Sailing can be hard work, I'm told, but Richard's wife Cindy has the right idea.
"It's a lot of work sailing a boat, in terms of the sails and things like that," she says.
"But then there's all the hard work like opening all the wine bottles and sitting up on deck and that's my job."
And with Greenock basking in heatwave temperatures - sitting on deck with a drink in hand sounds ideal.
"It's just as good as the Bahamas," says Gillian, who is just back from the islands in the Atlantic Ocean, where her husband skippers professionally. "Let's hope it continues."
The man behind the Commonwealth Flotilla is also hoping the weather stays good for the sail up the Clyde.
"This is all my fault," says RYA Scotland chief executive James Stuart.
"Sailing is not a Commonwealth sport, but we are part of the big sporting family, so we wanted to play our part."

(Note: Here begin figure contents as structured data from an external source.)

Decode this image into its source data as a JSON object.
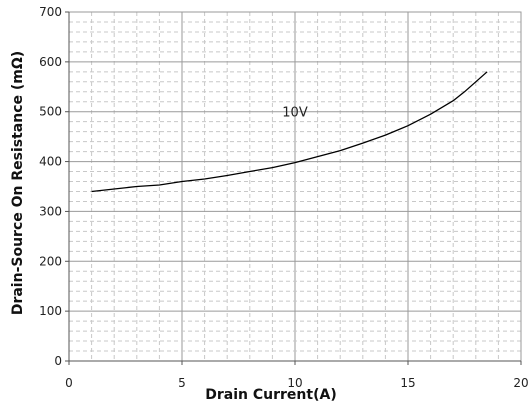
{
  "chart_data": {
    "type": "line",
    "title": "",
    "xlabel": "Drain Current(A)",
    "ylabel": "Drain-Source On Resistance (mΩ)",
    "xlim": [
      0,
      20
    ],
    "ylim": [
      0,
      700
    ],
    "x_ticks": [
      "0",
      "5",
      "10",
      "15",
      "20"
    ],
    "y_ticks": [
      "0",
      "100",
      "200",
      "300",
      "400",
      "500",
      "600",
      "700"
    ],
    "grid": true,
    "series": [
      {
        "label": "10V",
        "color": "#000000",
        "x": [
          1,
          2,
          3,
          4,
          5,
          6,
          7,
          8,
          9,
          10,
          11,
          12,
          13,
          14,
          15,
          16,
          17,
          17.5,
          18,
          18.5
        ],
        "y": [
          340,
          345,
          350,
          353,
          360,
          365,
          372,
          380,
          388,
          398,
          410,
          422,
          437,
          453,
          472,
          495,
          522,
          540,
          560,
          580
        ]
      }
    ],
    "annotations": [
      {
        "text": "10V",
        "x": 10,
        "y": 490
      }
    ]
  }
}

He says idea for the flotilla was inspired by several things including the Jubilee pageant on the Thames in 2012.
"It became really obvious. The Clyde is part of the story of these Games and is intimate to what Glasgow is.

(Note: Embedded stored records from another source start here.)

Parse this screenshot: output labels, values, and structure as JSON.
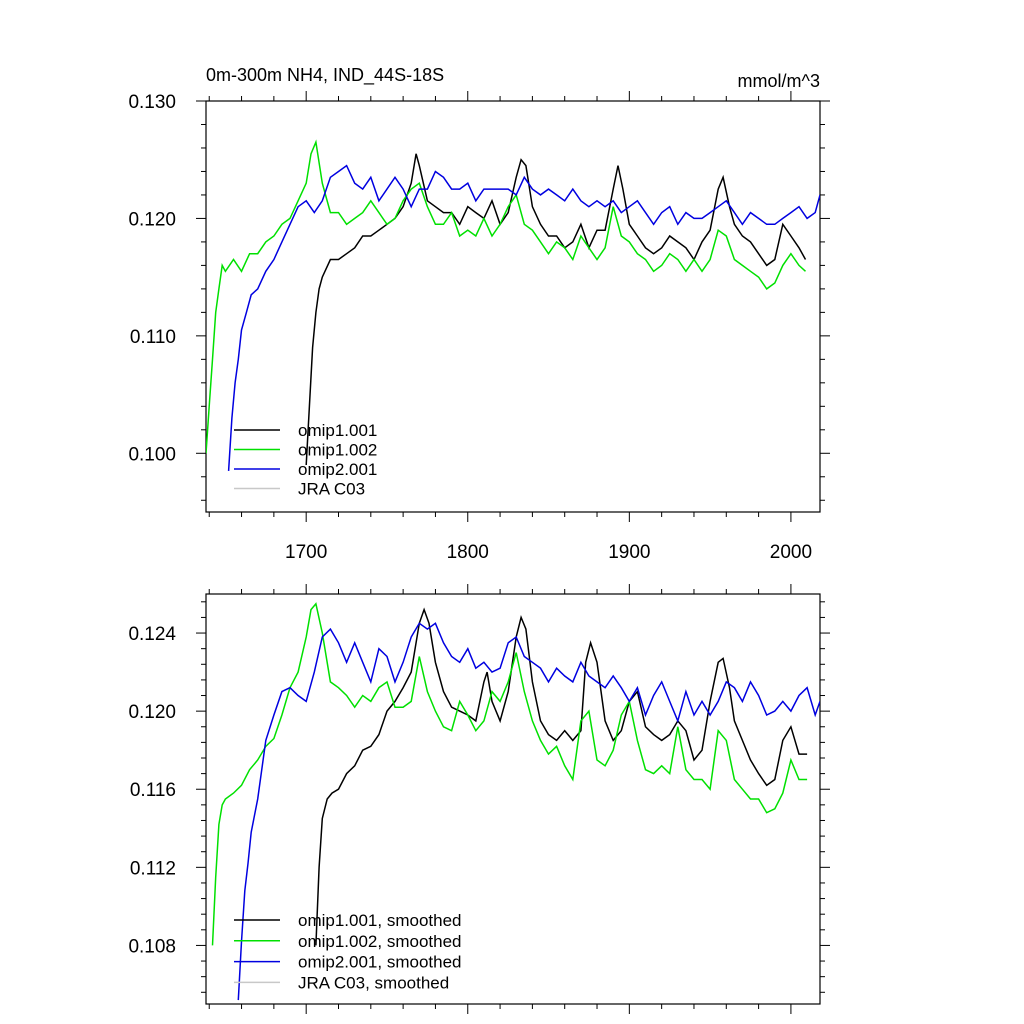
{
  "chart_data": [
    {
      "type": "line",
      "title": "0m-300m NH4, IND_44S-18S",
      "units": "mmol/m^3",
      "xlim": [
        1638,
        2018
      ],
      "ylim": [
        0.095,
        0.13
      ],
      "xticks": [
        1700,
        1800,
        1900,
        2000
      ],
      "xticklabels": [
        "1700",
        "1800",
        "1900",
        "2000"
      ],
      "yticks": [
        0.1,
        0.11,
        0.12,
        0.13
      ],
      "yticklabels": [
        "0.100",
        "0.110",
        "0.120",
        "0.130"
      ],
      "legend_position": "bottom-left",
      "series": [
        {
          "name": "omip1.001",
          "color": "#000000",
          "x": [
            1700,
            1702,
            1704,
            1706,
            1708,
            1710,
            1715,
            1720,
            1725,
            1730,
            1735,
            1740,
            1745,
            1750,
            1755,
            1760,
            1765,
            1768,
            1770,
            1775,
            1780,
            1785,
            1790,
            1795,
            1800,
            1805,
            1810,
            1815,
            1820,
            1825,
            1830,
            1833,
            1836,
            1840,
            1845,
            1850,
            1855,
            1860,
            1865,
            1870,
            1875,
            1880,
            1885,
            1890,
            1893,
            1896,
            1900,
            1905,
            1910,
            1915,
            1920,
            1925,
            1930,
            1935,
            1940,
            1945,
            1950,
            1955,
            1958,
            1962,
            1965,
            1970,
            1975,
            1980,
            1985,
            1990,
            1995,
            2000,
            2005,
            2009
          ],
          "values": [
            0.099,
            0.104,
            0.109,
            0.112,
            0.114,
            0.115,
            0.1165,
            0.1165,
            0.117,
            0.1175,
            0.1185,
            0.1185,
            0.119,
            0.1195,
            0.12,
            0.121,
            0.123,
            0.1255,
            0.1245,
            0.1215,
            0.121,
            0.1205,
            0.1205,
            0.1195,
            0.121,
            0.1205,
            0.12,
            0.1215,
            0.1195,
            0.1205,
            0.1235,
            0.125,
            0.1245,
            0.121,
            0.1195,
            0.1185,
            0.1185,
            0.1175,
            0.118,
            0.1195,
            0.1175,
            0.119,
            0.119,
            0.1225,
            0.1245,
            0.1225,
            0.1195,
            0.1185,
            0.1175,
            0.117,
            0.1175,
            0.1185,
            0.118,
            0.1175,
            0.1165,
            0.118,
            0.119,
            0.1225,
            0.1235,
            0.121,
            0.1195,
            0.1185,
            0.118,
            0.117,
            0.116,
            0.1165,
            0.1195,
            0.1185,
            0.1175,
            0.1165
          ]
        },
        {
          "name": "omip1.002",
          "color": "#00e000",
          "x": [
            1638,
            1640,
            1642,
            1644,
            1646,
            1648,
            1650,
            1655,
            1660,
            1665,
            1670,
            1675,
            1680,
            1685,
            1690,
            1695,
            1700,
            1703,
            1706,
            1710,
            1715,
            1720,
            1725,
            1730,
            1735,
            1740,
            1745,
            1750,
            1755,
            1760,
            1765,
            1770,
            1775,
            1780,
            1785,
            1790,
            1795,
            1800,
            1805,
            1810,
            1815,
            1820,
            1825,
            1830,
            1835,
            1840,
            1845,
            1850,
            1855,
            1860,
            1865,
            1870,
            1875,
            1880,
            1885,
            1890,
            1895,
            1900,
            1905,
            1910,
            1915,
            1920,
            1925,
            1930,
            1935,
            1940,
            1945,
            1950,
            1955,
            1960,
            1965,
            1970,
            1975,
            1980,
            1985,
            1990,
            1995,
            2000,
            2005,
            2009
          ],
          "values": [
            0.1,
            0.104,
            0.108,
            0.112,
            0.114,
            0.116,
            0.1155,
            0.1165,
            0.1155,
            0.117,
            0.117,
            0.118,
            0.1185,
            0.1195,
            0.12,
            0.1215,
            0.123,
            0.1255,
            0.1265,
            0.123,
            0.1205,
            0.1205,
            0.1195,
            0.12,
            0.1205,
            0.1215,
            0.1205,
            0.1195,
            0.12,
            0.1215,
            0.1225,
            0.123,
            0.121,
            0.1195,
            0.1195,
            0.1205,
            0.1185,
            0.119,
            0.1185,
            0.12,
            0.1185,
            0.1195,
            0.121,
            0.122,
            0.1195,
            0.119,
            0.118,
            0.117,
            0.118,
            0.1175,
            0.1165,
            0.1185,
            0.1175,
            0.1165,
            0.1175,
            0.121,
            0.1185,
            0.118,
            0.117,
            0.1165,
            0.1155,
            0.116,
            0.117,
            0.1165,
            0.1155,
            0.1165,
            0.1155,
            0.1165,
            0.119,
            0.1185,
            0.1165,
            0.116,
            0.1155,
            0.115,
            0.114,
            0.1145,
            0.116,
            0.117,
            0.116,
            0.1155
          ]
        },
        {
          "name": "omip2.001",
          "color": "#0000e0",
          "x": [
            1652,
            1654,
            1656,
            1658,
            1660,
            1663,
            1666,
            1670,
            1675,
            1680,
            1685,
            1690,
            1695,
            1700,
            1705,
            1710,
            1715,
            1720,
            1725,
            1730,
            1735,
            1740,
            1745,
            1750,
            1755,
            1760,
            1765,
            1770,
            1775,
            1780,
            1785,
            1790,
            1795,
            1800,
            1805,
            1810,
            1815,
            1820,
            1825,
            1830,
            1835,
            1840,
            1845,
            1850,
            1855,
            1860,
            1865,
            1870,
            1875,
            1880,
            1885,
            1890,
            1895,
            1900,
            1905,
            1910,
            1915,
            1920,
            1925,
            1930,
            1935,
            1940,
            1945,
            1950,
            1955,
            1960,
            1965,
            1970,
            1975,
            1980,
            1985,
            1990,
            1995,
            2000,
            2005,
            2010,
            2015,
            2018
          ],
          "values": [
            0.0985,
            0.103,
            0.106,
            0.108,
            0.1105,
            0.112,
            0.1135,
            0.114,
            0.1155,
            0.1165,
            0.118,
            0.1195,
            0.121,
            0.1215,
            0.1205,
            0.1215,
            0.1235,
            0.124,
            0.1245,
            0.123,
            0.1225,
            0.1235,
            0.1215,
            0.1225,
            0.1235,
            0.1225,
            0.121,
            0.1225,
            0.1225,
            0.124,
            0.1235,
            0.1225,
            0.1225,
            0.123,
            0.1215,
            0.1225,
            0.1225,
            0.1225,
            0.1225,
            0.122,
            0.1235,
            0.1225,
            0.122,
            0.1225,
            0.122,
            0.1215,
            0.1225,
            0.1215,
            0.121,
            0.1215,
            0.121,
            0.1215,
            0.1205,
            0.121,
            0.1215,
            0.1205,
            0.1195,
            0.1205,
            0.121,
            0.1195,
            0.1205,
            0.12,
            0.12,
            0.1205,
            0.121,
            0.1215,
            0.1205,
            0.1195,
            0.1205,
            0.12,
            0.1195,
            0.1195,
            0.12,
            0.1205,
            0.121,
            0.12,
            0.1205,
            0.122
          ]
        },
        {
          "name": "JRA C03",
          "color": "#c8c8c8",
          "x": [],
          "values": []
        }
      ]
    },
    {
      "type": "line",
      "xlim": [
        1638,
        2018
      ],
      "ylim": [
        0.105,
        0.126
      ],
      "xticks": [
        1700,
        1800,
        1900,
        2000
      ],
      "yticks": [
        0.108,
        0.112,
        0.116,
        0.12,
        0.124
      ],
      "yticklabels": [
        "0.108",
        "0.112",
        "0.116",
        "0.120",
        "0.124"
      ],
      "legend_position": "bottom-left",
      "series": [
        {
          "name": "omip1.001, smoothed",
          "color": "#000000",
          "x": [
            1706,
            1708,
            1710,
            1713,
            1716,
            1720,
            1725,
            1730,
            1735,
            1740,
            1745,
            1750,
            1755,
            1760,
            1765,
            1770,
            1773,
            1776,
            1780,
            1785,
            1790,
            1795,
            1800,
            1805,
            1810,
            1812,
            1815,
            1820,
            1825,
            1830,
            1833,
            1836,
            1840,
            1845,
            1850,
            1855,
            1860,
            1865,
            1870,
            1873,
            1876,
            1880,
            1885,
            1890,
            1895,
            1900,
            1905,
            1910,
            1915,
            1920,
            1925,
            1930,
            1935,
            1940,
            1945,
            1950,
            1955,
            1958,
            1962,
            1965,
            1970,
            1975,
            1980,
            1985,
            1990,
            1995,
            2000,
            2005,
            2010
          ],
          "values": [
            0.108,
            0.112,
            0.1145,
            0.1155,
            0.1158,
            0.116,
            0.1168,
            0.1172,
            0.118,
            0.1182,
            0.1188,
            0.12,
            0.1205,
            0.1212,
            0.122,
            0.1245,
            0.1252,
            0.1245,
            0.1225,
            0.121,
            0.1202,
            0.12,
            0.1198,
            0.1195,
            0.1215,
            0.122,
            0.1205,
            0.1195,
            0.121,
            0.1238,
            0.1248,
            0.1242,
            0.1215,
            0.1195,
            0.1188,
            0.1185,
            0.119,
            0.1185,
            0.119,
            0.1225,
            0.1235,
            0.1225,
            0.1195,
            0.1185,
            0.119,
            0.1205,
            0.121,
            0.1192,
            0.1188,
            0.1185,
            0.1188,
            0.1195,
            0.119,
            0.1175,
            0.118,
            0.1205,
            0.1225,
            0.1227,
            0.1212,
            0.1195,
            0.1185,
            0.1175,
            0.1168,
            0.1162,
            0.1165,
            0.1185,
            0.1192,
            0.1178,
            0.1178
          ]
        },
        {
          "name": "omip1.002, smoothed",
          "color": "#00e000",
          "x": [
            1642,
            1644,
            1646,
            1648,
            1650,
            1655,
            1660,
            1665,
            1670,
            1675,
            1680,
            1685,
            1690,
            1695,
            1700,
            1703,
            1706,
            1710,
            1715,
            1720,
            1725,
            1730,
            1735,
            1740,
            1745,
            1750,
            1755,
            1760,
            1765,
            1770,
            1775,
            1780,
            1785,
            1790,
            1795,
            1800,
            1805,
            1810,
            1815,
            1820,
            1825,
            1830,
            1835,
            1840,
            1845,
            1850,
            1855,
            1860,
            1865,
            1870,
            1875,
            1880,
            1885,
            1890,
            1895,
            1900,
            1905,
            1910,
            1915,
            1920,
            1925,
            1930,
            1935,
            1940,
            1945,
            1950,
            1955,
            1960,
            1965,
            1970,
            1975,
            1980,
            1985,
            1990,
            1995,
            2000,
            2005,
            2010
          ],
          "values": [
            0.108,
            0.1115,
            0.1142,
            0.1152,
            0.1155,
            0.1158,
            0.1162,
            0.117,
            0.1175,
            0.1182,
            0.1186,
            0.1198,
            0.1212,
            0.122,
            0.1238,
            0.1252,
            0.1255,
            0.124,
            0.1215,
            0.1212,
            0.1208,
            0.1202,
            0.1208,
            0.1205,
            0.1212,
            0.1215,
            0.1202,
            0.1202,
            0.1205,
            0.1228,
            0.121,
            0.12,
            0.1192,
            0.119,
            0.1205,
            0.1198,
            0.119,
            0.1195,
            0.121,
            0.1205,
            0.1215,
            0.123,
            0.121,
            0.1195,
            0.1185,
            0.1178,
            0.1182,
            0.1172,
            0.1165,
            0.1195,
            0.12,
            0.1175,
            0.1172,
            0.118,
            0.1198,
            0.1205,
            0.1185,
            0.117,
            0.1168,
            0.1172,
            0.1168,
            0.1192,
            0.117,
            0.1165,
            0.1165,
            0.116,
            0.119,
            0.1185,
            0.1165,
            0.116,
            0.1155,
            0.1155,
            0.1148,
            0.115,
            0.1158,
            0.1175,
            0.1165,
            0.1165
          ]
        },
        {
          "name": "omip2.001, smoothed",
          "color": "#0000e0",
          "x": [
            1658,
            1660,
            1662,
            1664,
            1666,
            1670,
            1675,
            1680,
            1685,
            1690,
            1695,
            1700,
            1705,
            1710,
            1715,
            1720,
            1725,
            1730,
            1735,
            1740,
            1745,
            1750,
            1755,
            1760,
            1765,
            1770,
            1775,
            1780,
            1785,
            1790,
            1795,
            1800,
            1805,
            1810,
            1815,
            1820,
            1825,
            1830,
            1835,
            1840,
            1845,
            1850,
            1855,
            1860,
            1865,
            1870,
            1875,
            1880,
            1885,
            1890,
            1895,
            1900,
            1905,
            1910,
            1915,
            1920,
            1925,
            1930,
            1935,
            1940,
            1945,
            1950,
            1955,
            1960,
            1965,
            1970,
            1975,
            1980,
            1985,
            1990,
            1995,
            2000,
            2005,
            2010,
            2015,
            2018
          ],
          "values": [
            0.1052,
            0.1082,
            0.1108,
            0.1122,
            0.1138,
            0.1155,
            0.1185,
            0.1198,
            0.121,
            0.1212,
            0.1208,
            0.1205,
            0.122,
            0.1238,
            0.1242,
            0.1235,
            0.1225,
            0.1235,
            0.1225,
            0.1215,
            0.1232,
            0.1228,
            0.1215,
            0.1225,
            0.1238,
            0.1245,
            0.1242,
            0.1245,
            0.1235,
            0.1228,
            0.1225,
            0.1232,
            0.1222,
            0.1225,
            0.122,
            0.1222,
            0.1235,
            0.1238,
            0.1228,
            0.1225,
            0.1222,
            0.1215,
            0.1222,
            0.1218,
            0.1215,
            0.1225,
            0.1218,
            0.1215,
            0.1212,
            0.1218,
            0.1212,
            0.1205,
            0.1212,
            0.1198,
            0.1208,
            0.1215,
            0.1205,
            0.1195,
            0.121,
            0.1198,
            0.1205,
            0.1198,
            0.1205,
            0.1215,
            0.1212,
            0.1205,
            0.1215,
            0.1208,
            0.1198,
            0.12,
            0.1205,
            0.12,
            0.1208,
            0.1212,
            0.1198,
            0.1205
          ]
        },
        {
          "name": "JRA C03, smoothed",
          "color": "#c8c8c8",
          "x": [],
          "values": []
        }
      ]
    }
  ]
}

"It's also a really famous racing and sailing area. All of these things led us to the inevitable conclusion that we should gather people together and head for the centre of Glasgow and use the Clyde for what it is there for."
And as well as showcasing the Clyde the event aims to promote sailing as being accessible to all and to debunk the myth that the sport is elitist and only for the rich and famous.
"Boating is there for everybody," says James. "The water is there for everyone."
That's a sentiment shared by Gerry Campbell from able2sail, a charity which takes people affected by disability sailing. They have two boats taking part in the flotilla.
"Our boat has been modified so we have a hoist that goes on to the boom that can lift people with upper body or mobility problems onboard.
"We have bucket seats and a new audio compass and joysticks, so we are pretty much able to take the majority or people affected by some kind of disability.
"For some of our kids we take out it's totally experiential - they get the feeling of the wind and hear all the different sounds."
As the boats continue to sail gently into the harbour the crews are gearing up for a party atmosphere ahead of their sail.
The event is also part of Homecoming Scotland 2014 and organisers are putting on a ceilidh in the former sugar sheds on the dockside.
"We're having a tremendous time. There's lots of banter, lots of lovely people going about," says Gerry.
"People from the flats above us have been shouting down 'hello, how are you' and there's one woman who has promised she'll have a party tonight."
With that in mind, as we climb over the boat decks back to shore someone makes a good point.
"I don't fancy doing this in the dark later. Lucky there's a toilet on the boat."